Libertarian Candidate Gary Johnson’s website boasts that the third-party candidate is “polling nationally from 2.4% to 9% and various states have him polling up to 15%.” Like polls of the support of countless minor political candidates in the past, these numbers are almost certainly wrong, for an intriguing statistical reason.
Imagine a poll about a candidate named Smith who represents a major party and has, in truth, 40% support in the population. Imagine further that the poll is accurate 90% of the time. The other 10% of the time (due to leading questions, pollster error, voter confusion etc.) the poll predicts that someone who in fact will vote for Smith will not do so or that someone who will in fact vote for someone else will vote for Smith.
To keep the example simple, assume that the poll is only concerned with whether people will vote for Smith or not, where the non-Smith category includes voting for candidate Jones, Green, Wilson or not voting at all. Again for simplicity, assume the poll is of 100 voters, so the number of voters equals the percentage of predicted support for Smith. The table below shows what the poll will conclude.
The poll predicts that Smith will garner 42% of the vote (i.e., the poll will count 42 of the 100 voters it surveys as Smith supporters). These 42 votes are counted in the poll correctly in 36 cases and incorrectly in 6 cases (10% of the voters who really aren’t going to vote for Smith got counted as supporting Smith). The 42% result is wrong but it’s not bad at all as an estimate, whether you compare raw numbers (40% vs. 42% support) or compare the size of the error to the base rate of support (2% is only 5% of Smith’s true support of 40%).
The estimate is in the right ballpark because Smith’s level of support is near 50%. Indeed if his support were in fact 45% the poll would be even more accurate, despite its 10% error rate.

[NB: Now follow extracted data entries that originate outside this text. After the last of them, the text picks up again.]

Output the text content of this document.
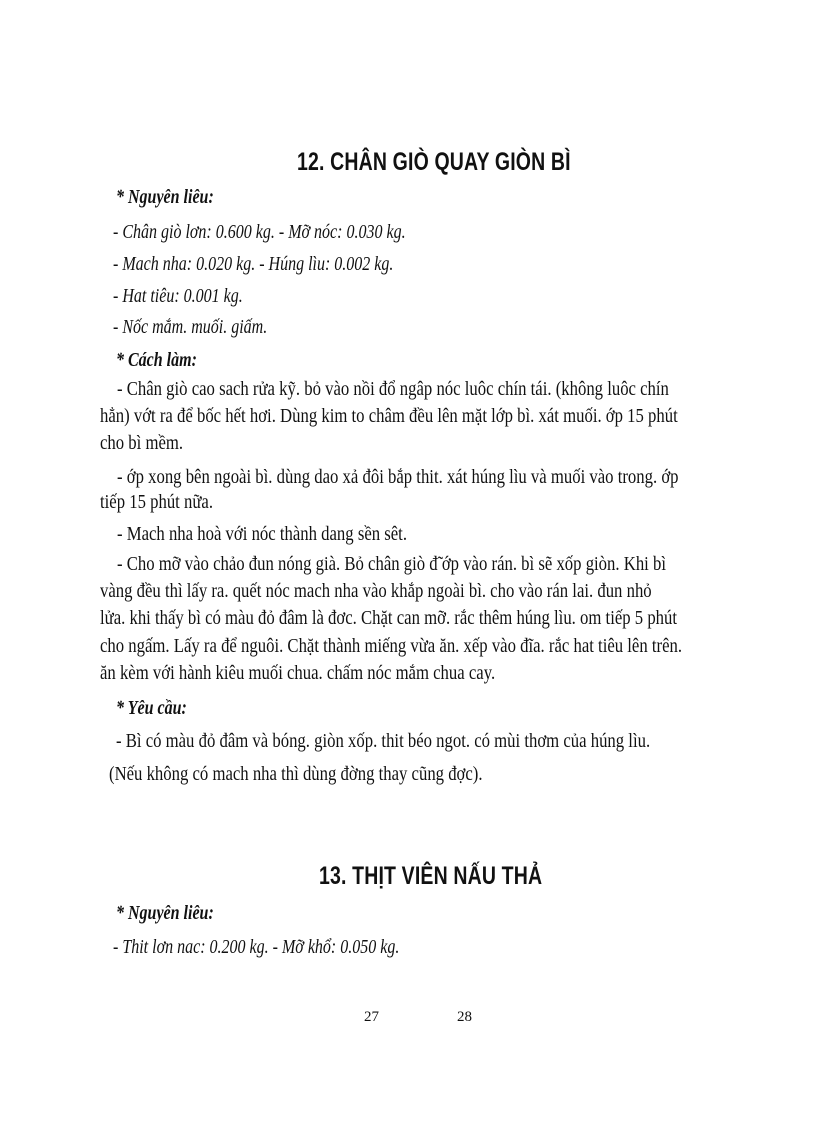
12. CHÂN GIÒ QUAY GIÒN BÌ
* Nguyên liêu:
- Chân giò lơn: 0.600 kg. - Mỡ nóc: 0.030 kg.
- Mach nha: 0.020 kg. - Húng lìu: 0.002 kg.
- Hat tiêu: 0.001 kg.
- Nốc mắm. muối. giấm.
* Cách làm:
- Chân giò cao sach rửa kỹ. bỏ vào nồi đổ ngâp nóc luôc chín tái. (không luôc chín
hẳn) vớt ra để bốc hết hơi. Dùng kim to châm đều lên mặt lớp bì. xát muối. ớp 15 phút
cho bì mềm.
- ớp xong bên ngoài bì. dùng dao xả đôi bắp thit. xát húng lìu và muối vào trong. ớp
tiếp 15 phút nữa.
- Mach nha hoà với nóc thành dang sền sêt.
- Cho mỡ vào chảo đun nóng già. Bỏ chân giò đ̃ ớp vào rán. bì sẽ xốp giòn. Khi bì
vàng đều thì lấy ra. quết nóc mach nha vào khắp ngoài bì. cho vào rán lai. đun nhỏ
lửa. khi thấy bì có màu đỏ đâm là đơc. Chặt can mỡ. rắc thêm húng lìu. om tiếp 5 phút
cho ngấm. Lấy ra để nguôi. Chặt thành miếng vừa ăn. xếp vào đĩa. rắc hat tiêu lên trên.
ăn kèm với hành kiêu muối chua. chấm nóc mắm chua cay.
* Yêu cầu:
- Bì có màu đỏ đâm và bóng. giòn xốp. thit béo ngot. có mùi thơm của húng lìu.
(Nếu không có mach nha thì dùng đờng thay cũng đợc).
13. THỊT VIÊN NẤU THẢ
* Nguyên liêu:
- Thit lơn nac: 0.200 kg. - Mỡ khổ: 0.050 kg.
27	28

In contrast, imagine that Smith’s true level of support is far from the midpoint, for example 10%. Here are the same poll results with same number of respondents and the same error rate.
The poll predicts 18% support for Smith. This is highly inaccurate whether one looks at the raw number of points (8 percentage points different than reality versus only 2 points when Smith was at 40% support) or compares the predicted versus the actual support (The predicted support of 18% is almost double the true support of 10%). Why did the same poll that proved fairly accurate for Smith at 40% prove so misleading when he was at 10%?

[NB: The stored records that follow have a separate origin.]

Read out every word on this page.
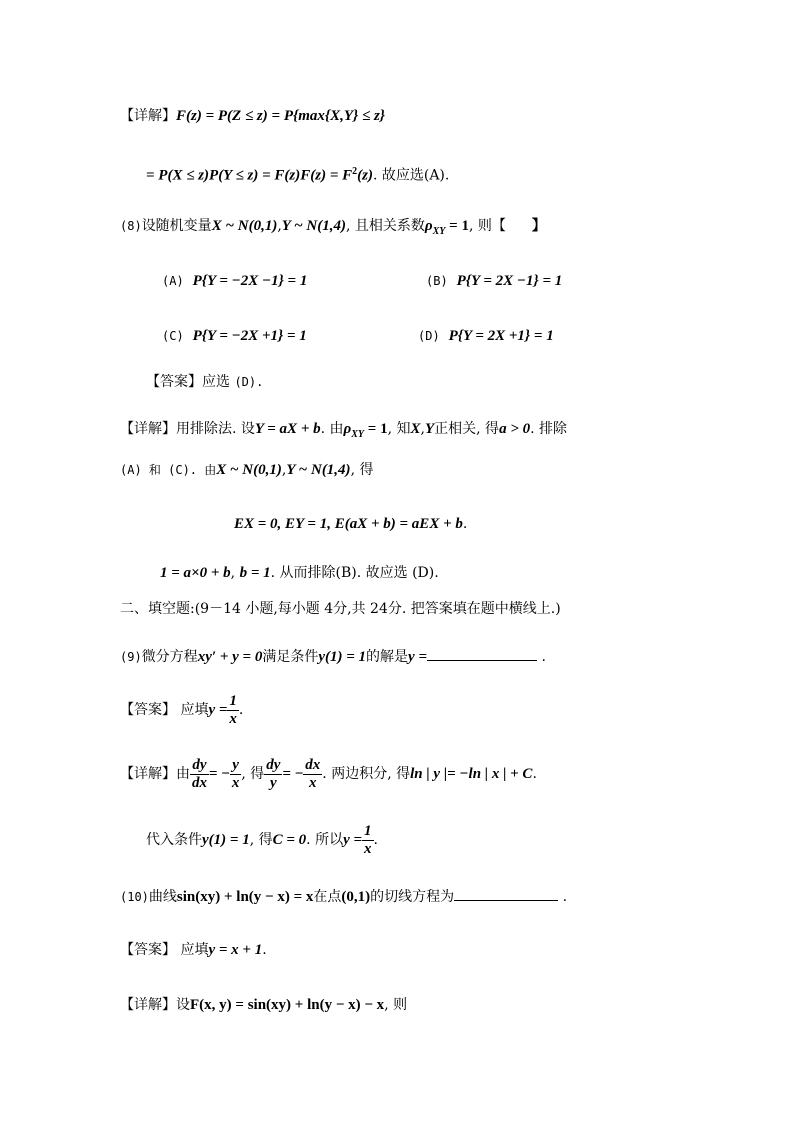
【详解】F(z) = P(Z ≤ z) = P{max{X,Y} ≤ z}
= $P(X \le z)P(Y \le z) = F(z)F(z) = F^2(z)$. 故应选(A).
(8)设随机变量X ~ N(0,1),Y ~ N(1,4), 且相关系数$\rho_{XY} = 1$, 则【 】
(A) P{Y = −2X −1} = 1	(B) P{Y = 2X −1} = 1
(C) P{Y = −2X +1} = 1	(D) P{Y = 2X +1} = 1
【答案】应选 (D).
【详解】用排除法. 设Y = aX + b. 由$\rho_{XY} = 1$, 知X,Y正相关, 得a > 0. 排除
(A) 和 (C). 由X ~ N(0,1),Y ~ N(1,4), 得
EX = 0, EY = 1, E(aX + b) = aEX + b.
1 = a×0 + b, b = 1. 从而排除(B). 故应选 (D).
二、填空题:(9－14 小题,每小题 4分,共 24分. 把答案填在题中横线上.)
(9)微分方程xy′ + y = 0满足条件y(1) = 1的解是y =	.
【答案】 应填$y = \frac{1}{x}$ .
【详解】由 $\frac{dy}{dx}$ = − $\frac{y}{x}$ , 得 $\frac{dy}{y}$ = − $\frac{dx}{x}$ . 两边积分, 得ln | y |= −ln | x | + C.
代入条件y(1) = 1, 得C = 0. 所以$y = \frac{1}{x}$ .
(10)曲线sin(xy) + ln(y − x) = x在点(0,1)的切线方程为	.
【答案】 应填y = x + 1.
【详解】设F(x, y) = sin(xy) + ln(y − x) − x, 则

What is going on here is less complex than it may seem. It is simply harder to predict events that are unlikely than events which are likely. If a fair coin is being flipped over and over and you have to guess on which particular flip it will come up heads, you’ve got a 50-50 shot of winning the game. But if the same game is played with an unbalanced coin that comes up heads only 1% of the time, you will almost certainly not guess the right flip, even if you are allowed to play many times. Indeed, any system you might use to predict when the elusive heads result will occur will be less accurate over time than simply predicting that the coin will never come up heads no matter how many times it is flipped (that prediction is correct 99% of the time…this same phenomenon underlies why so many seemingly sage predictions about how politicians with certain characteristics can’t be elected president are in fact vapid).
The problem gets worse the further a candidate departs from 50% support. If Smith were actually at 1% support, the result of the 90% accurate poll would put Smith at a completely misleading 11%. More accurate polling helps but does not solve this problem: A 95% accurate poll of a candidate who actually has 1% support will still typically overstate his or her support by a factor of 5.

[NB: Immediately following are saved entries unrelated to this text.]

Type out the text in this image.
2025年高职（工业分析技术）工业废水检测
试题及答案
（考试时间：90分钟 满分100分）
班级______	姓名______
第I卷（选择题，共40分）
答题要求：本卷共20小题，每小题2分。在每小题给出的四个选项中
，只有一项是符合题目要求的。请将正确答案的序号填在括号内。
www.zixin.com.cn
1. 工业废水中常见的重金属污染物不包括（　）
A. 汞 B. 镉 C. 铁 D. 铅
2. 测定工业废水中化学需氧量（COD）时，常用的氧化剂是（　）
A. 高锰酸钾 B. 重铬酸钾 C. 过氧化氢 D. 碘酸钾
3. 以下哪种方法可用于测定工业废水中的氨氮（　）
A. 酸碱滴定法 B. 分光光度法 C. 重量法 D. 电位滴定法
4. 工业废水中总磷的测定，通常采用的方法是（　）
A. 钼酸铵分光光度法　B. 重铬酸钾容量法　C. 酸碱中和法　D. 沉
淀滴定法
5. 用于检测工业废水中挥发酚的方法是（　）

Finally, one might assume that averaging the results of different polls can surmount the challenges of estimating support for minor political candidates. That does indeed improve accuracy if you have a third-party candidate such as Theodore Roosevelt with a fairly high level of support, but not when a candidate is at the typical American third-party level of 1% or 2% support. A poll that overstates that candidate’s support can multiply it many fold as shown above, but a poll that understates it can’t go lower than 0%. The average of all error-ridden polls will thus still tend to overstate the candidate’s level of support because the errors have more room to grow in the upside than in the downside direction.